Auch hinsichtlich der Schuld liegt – auch nach Einschätzung der Erstbehörde - nur ein Ungehorsamsdelikt mit fahrlässiger Begehungsweise vor, weil die Bwin sich keine ausreichende Kenntnis von den gesetzlichen Vorschriften über den Handel mit Tieren (§ 8a TSchG) und über die Kennzeichnung und Registrierung von Hunden (§ 24a TSchG) verschaffte. Diese Bestimmungen wurden freilich erst mit der Novelle BGBl I Nr. 35/2008 eingeführt und waren zu den angelasteten Tatzeiten noch nicht lange in Kraft. Zuvor gab es solche Beschränkungen und Pflichten des Halters nicht. Da die Bwin auch nicht aus beruflichen Gründen mit der Materie vertraut sein musste, geht der erkennende Veraltungssenat davon aus, dass ihr nur leichte Fahrlässigkeit vorgeworfen werden kann.

 

Nach Abwägung dieser Strafzumessungsgründe und unter Berücksichtigung der Umstände, dass nicht der Verkauf der Hunde schlechthin, sondern nur deren öffentliches Feilbieten durch die Bwin verboten war und dass sie die Kennzeichnung der Hunde nicht vermeiden, sondern nur den künftigen Haltern überlassen wollte, hält der unabhängige Verwaltungssenat das Verschulden der Bw für gering. Auch im Hinblick auf die das Existenzminimum kaum erreichenden persönlichen Verhältnisse der Bwin scheint eine Herabsetzung der Geldstrafen angezeigt.
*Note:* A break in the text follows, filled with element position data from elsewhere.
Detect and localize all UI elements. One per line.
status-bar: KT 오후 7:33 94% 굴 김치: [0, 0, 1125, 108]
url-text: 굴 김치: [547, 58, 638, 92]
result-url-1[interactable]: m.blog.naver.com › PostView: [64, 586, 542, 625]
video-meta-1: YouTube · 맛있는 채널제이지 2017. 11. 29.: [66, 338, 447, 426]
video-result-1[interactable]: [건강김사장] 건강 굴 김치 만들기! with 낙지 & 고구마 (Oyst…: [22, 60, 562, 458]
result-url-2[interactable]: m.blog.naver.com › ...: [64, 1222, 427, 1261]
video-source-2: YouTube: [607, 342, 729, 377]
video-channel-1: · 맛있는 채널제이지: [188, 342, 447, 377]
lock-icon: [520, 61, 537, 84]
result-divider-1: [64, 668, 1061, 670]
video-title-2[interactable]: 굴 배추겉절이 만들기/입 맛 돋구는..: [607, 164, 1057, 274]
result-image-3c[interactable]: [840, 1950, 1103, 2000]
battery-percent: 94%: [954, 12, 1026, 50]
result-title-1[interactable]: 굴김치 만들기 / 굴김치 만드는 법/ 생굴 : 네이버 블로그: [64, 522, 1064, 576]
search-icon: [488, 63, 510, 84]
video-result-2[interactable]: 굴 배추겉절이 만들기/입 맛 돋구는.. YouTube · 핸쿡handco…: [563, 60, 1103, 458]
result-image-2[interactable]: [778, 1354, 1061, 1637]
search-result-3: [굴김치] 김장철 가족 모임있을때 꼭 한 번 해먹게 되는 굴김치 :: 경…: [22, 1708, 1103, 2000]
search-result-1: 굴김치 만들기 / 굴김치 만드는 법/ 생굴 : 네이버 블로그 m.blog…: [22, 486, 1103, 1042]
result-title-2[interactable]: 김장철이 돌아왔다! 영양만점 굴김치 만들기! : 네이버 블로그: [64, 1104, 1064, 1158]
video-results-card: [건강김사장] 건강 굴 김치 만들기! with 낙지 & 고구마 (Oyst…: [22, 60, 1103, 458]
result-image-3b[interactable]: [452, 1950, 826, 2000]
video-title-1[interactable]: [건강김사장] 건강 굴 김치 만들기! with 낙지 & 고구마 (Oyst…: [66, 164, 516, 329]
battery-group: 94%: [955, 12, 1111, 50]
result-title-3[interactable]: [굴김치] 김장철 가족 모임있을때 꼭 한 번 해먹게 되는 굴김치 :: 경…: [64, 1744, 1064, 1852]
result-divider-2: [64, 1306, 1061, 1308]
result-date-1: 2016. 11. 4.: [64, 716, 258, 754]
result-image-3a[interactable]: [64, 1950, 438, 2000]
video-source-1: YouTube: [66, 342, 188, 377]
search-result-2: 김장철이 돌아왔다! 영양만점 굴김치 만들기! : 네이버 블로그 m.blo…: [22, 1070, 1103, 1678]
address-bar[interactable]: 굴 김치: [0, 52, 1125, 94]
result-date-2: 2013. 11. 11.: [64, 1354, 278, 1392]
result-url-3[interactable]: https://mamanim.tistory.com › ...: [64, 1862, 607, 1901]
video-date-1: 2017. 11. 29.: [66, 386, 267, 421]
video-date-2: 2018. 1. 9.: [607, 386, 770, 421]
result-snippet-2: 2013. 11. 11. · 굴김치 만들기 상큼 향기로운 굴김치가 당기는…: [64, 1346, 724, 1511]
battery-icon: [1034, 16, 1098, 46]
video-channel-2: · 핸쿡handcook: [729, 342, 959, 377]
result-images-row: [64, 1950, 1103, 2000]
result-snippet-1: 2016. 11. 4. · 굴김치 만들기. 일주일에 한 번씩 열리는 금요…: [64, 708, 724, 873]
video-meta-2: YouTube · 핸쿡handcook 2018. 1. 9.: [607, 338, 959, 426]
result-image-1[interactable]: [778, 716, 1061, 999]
Der Oö. Verwaltungssenat hält es beim gegebenen Strafrahmen bis 3.750 Euro für tat- und schuldangemessen die Strafen zum Spruchpunkt I.1. auf 250 Euro (Ersatzfreiheitsstrafe 28 Stunden) und zum Spruchpunkt I.2. auf 150 Euro (Ersatzfreiheitsstrafe 16 Stunden) herabzusetzen.

 

Die gemäß § 16 Abs 1 und 2 VStG innerhalb von 2 Wochen festzusetzenden Ersatzfreiheitsstrafen konnten vergleichsweise etwas höher bemessen werden, weil es dabei auf die schlechten finanziellen Verhältnisse nicht mehr ankam.

 

5. Im Ergebnis war der Strafberufung im oben dargestellten Sinne Folge zu geben. Bei diesem Ergebnis reduzierten sich die gemäß § 64 Abs 1 und 2 VStG vorzuschreibenden Kostenbeiträge in den erstbehördlichen Strafverfahren zu I.1. auf 25 Euro und zu I.2. auf 15 Euro. Im Berufungsverfahren entfiel gemäß § 65 VStG die Verpflichtung zur Leistung von weiteren Beiträgen zu den Kosten der Strafverfahren.

 

Hinsichtlich der angestrebten Ratenzahlung wird die Bwin auf den § 54b Abs 3 VStG verwiesen, nach dem die Erstbehörde Teilzahlung bewilligen kann, wenn dem Bestraften aus wirtschaftlichen Gründen die unverzügliche Zahlung nicht zuzumuten ist.

 

 

Rechtsmittelbelehrung:

Gegen diesen Bescheid ist kein ordentliches Rechtsmittel zulässig.

 

Hinweis:

Gegen diesen Bescheid kann innerhalb von sechs Wochen ab seiner Zustellung Beschwerde an den Verfassungsgerichtshof und/oder an den Verwaltungsgerichtshof erhoben werden; diese muss – von gesetzlichen Ausnahmen abgesehen – jeweils von einem Rechtsanwalt unterschrieben sein. Für jede dieser Beschwerden ist eine Gebühr von 220 Euro zu entrichten.